Si Matt pouvait voir dans quelle déplorable situation elle se trouvait, il se bidonnerait et engagerait à coup sûr des paris avec ses acolytes sur les heures qu’il lui restait à vivre.
Elle décolla son dos poisseux de sueur du siège, ouvrit la portière et jeta ses jambes dehors. Elle portait un débardeur jaune, un jean serré et était chaussée d’espadrilles à semelles compensées. Ça n’allait pas être l’idéal pour crapahuter dans la rocaille et ce n’était pas la meilleure protection s’il prenait l’envie à d’éventuels serpents de faire sa connaissance. Elle n’oublia pas le larfeuil rempli de billets, ni la bouteille d’eau tiède, puis s’éloigna.

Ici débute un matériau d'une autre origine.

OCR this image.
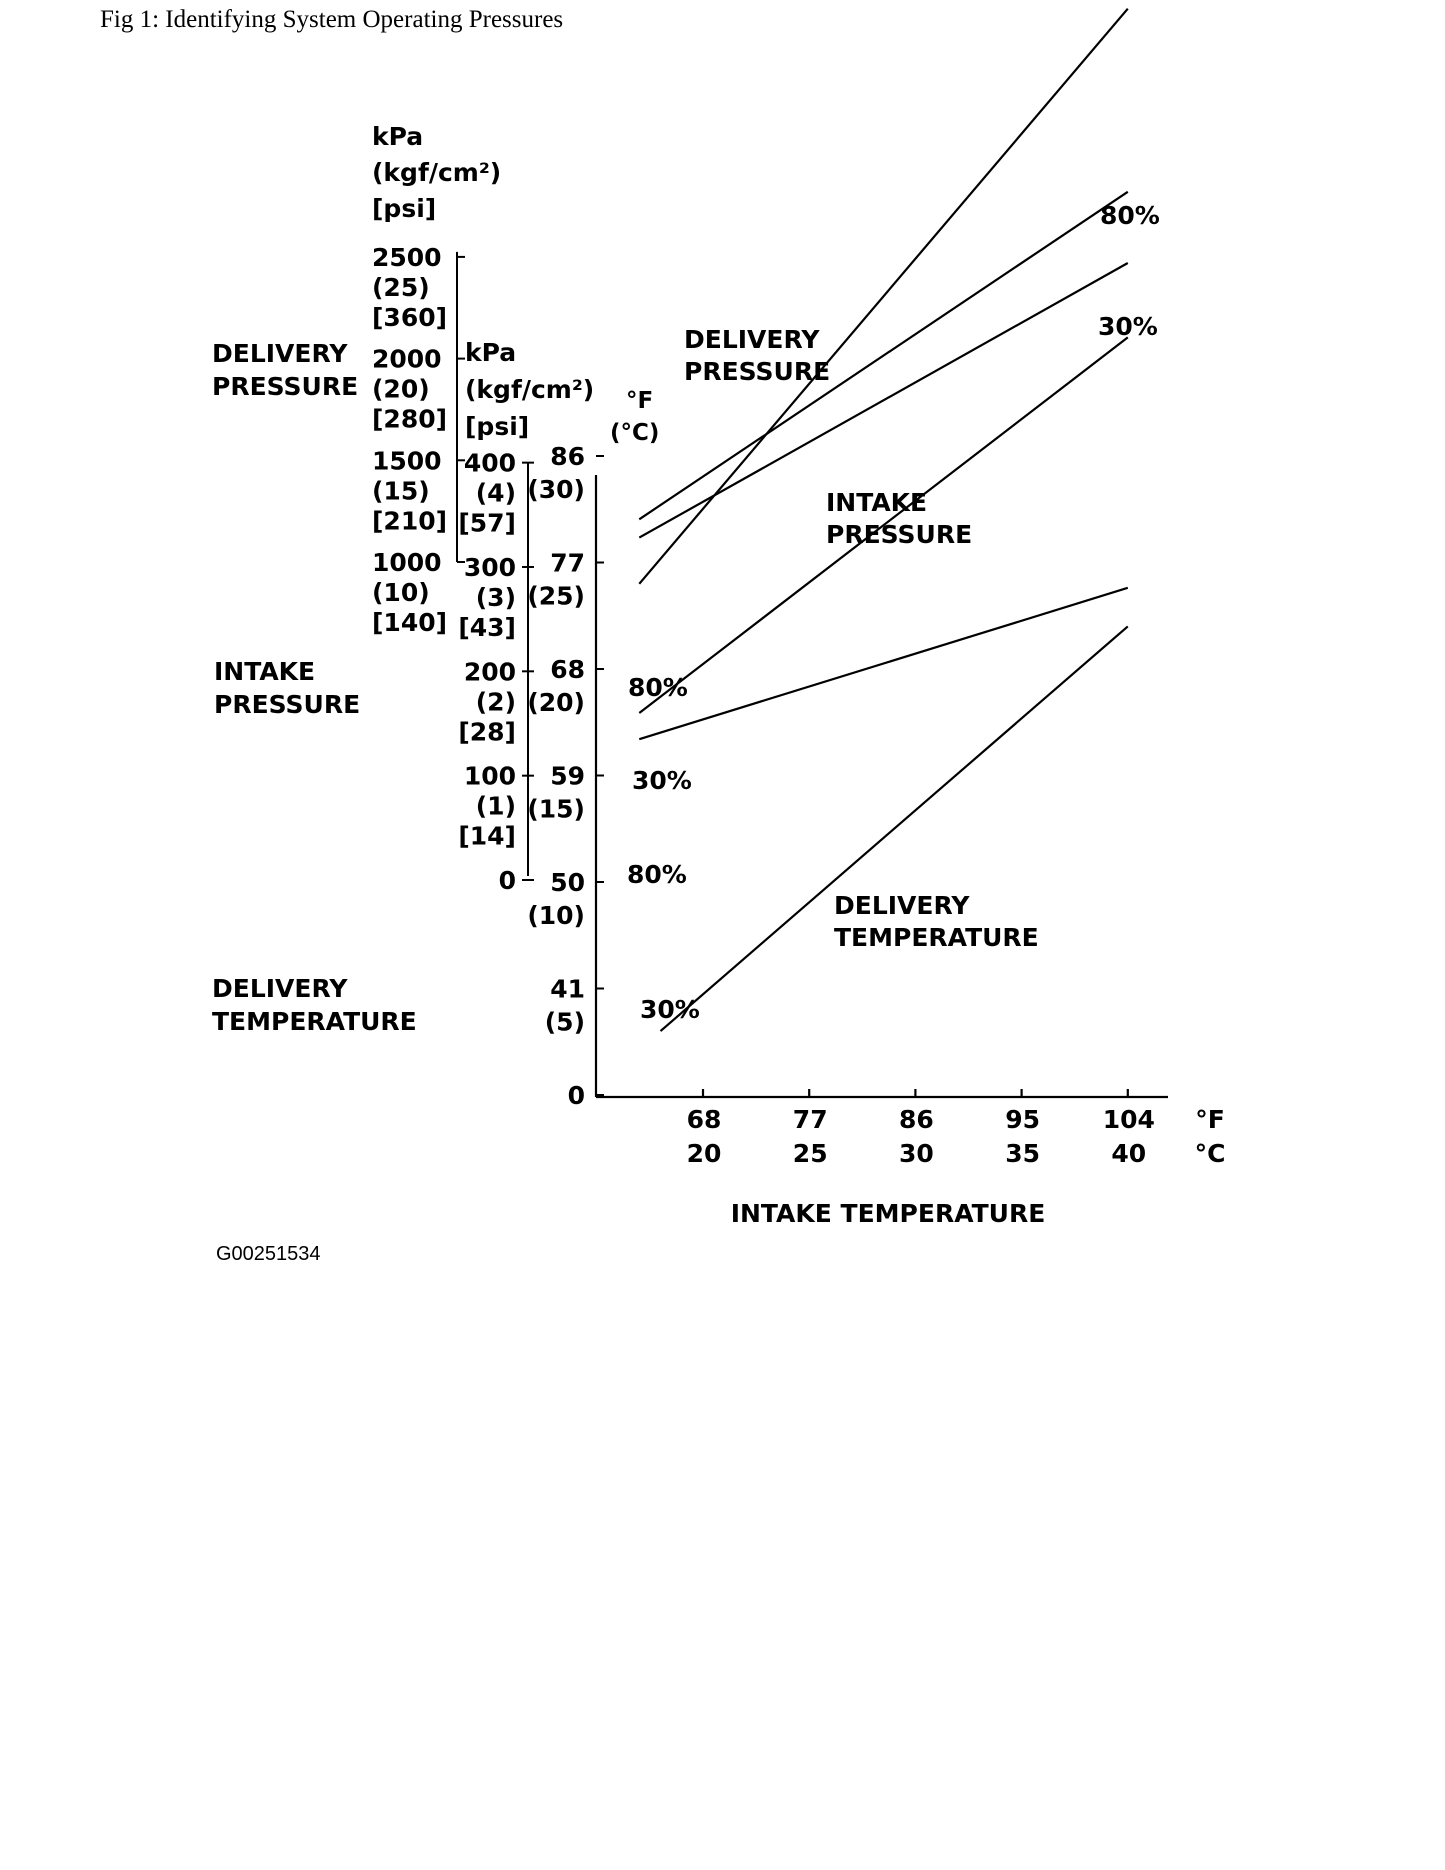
Fig 1: Identifying System Operating Pressures
68
20
77
25
86
30
95
35
104
40
°F
°C
INTAKE TEMPERATURE
kPa
(kgf/cm²)
[psi]
2500
(25)
[360]
2000
(20)
[280]
1500
(15)
[210]
1000
(10)
[140]
kPa
(kgf/cm²)
[psi]
400
(4)
[57]
300
(3)
[43]
200
(2)
[28]
100
(1)
[14]
0
°F
(°C)
86
(30)
77
(25)
68
(20)
59
(15)
50
(10)
41
(5)
0
DELIVERY
PRESSURE
INTAKE
PRESSURE
DELIVERY
TEMPERATURE
DELIVERY
PRESSURE
INTAKE
PRESSURE
DELIVERY
TEMPERATURE
80%
30%
80%
30%
80%
30%
G00251534
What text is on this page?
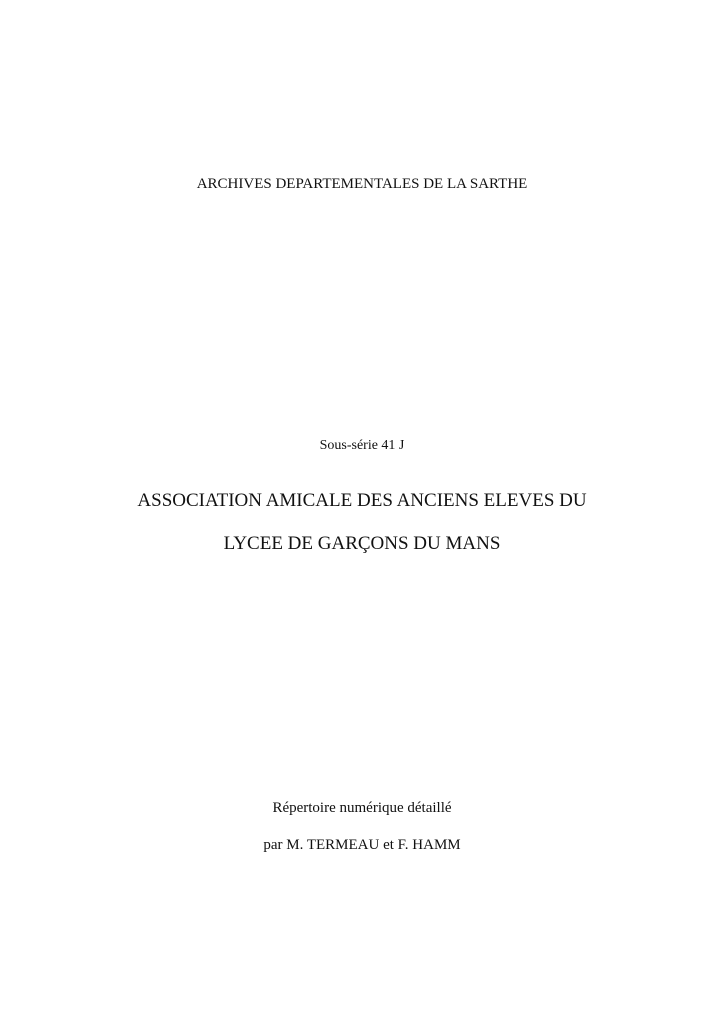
ARCHIVES DEPARTEMENTALES DE LA SARTHE
Sous-série 41 J
ASSOCIATION AMICALE DES ANCIENS ELEVES DU
LYCEE DE GARÇONS DU MANS
Répertoire numérique détaillé
par M. TERMEAU et F. HAMM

En fait, elle n’avait pas peur, n’était pas triste. Il y avait ce soleil qui la caressait d’un fer rouge, mais ce n’était rien comparé aux poings de Matt. Elle sentait sa poitrine enflée de liberté, ce sentiment apte à gommer tout ce qui lui était étranger. Et puis, merde, elle finirait bien par tomber sur un semblant de civilisation, une cabane de bûcheron, un refuge pour randonneurs ou un élevage de poulets.
Elle n’avait jamais porté de montre, se fiait à l’heure que lui indiquait son portable. Et comme celui-ci ne donnait plus signe de vie, bernique ! Mais peu importait.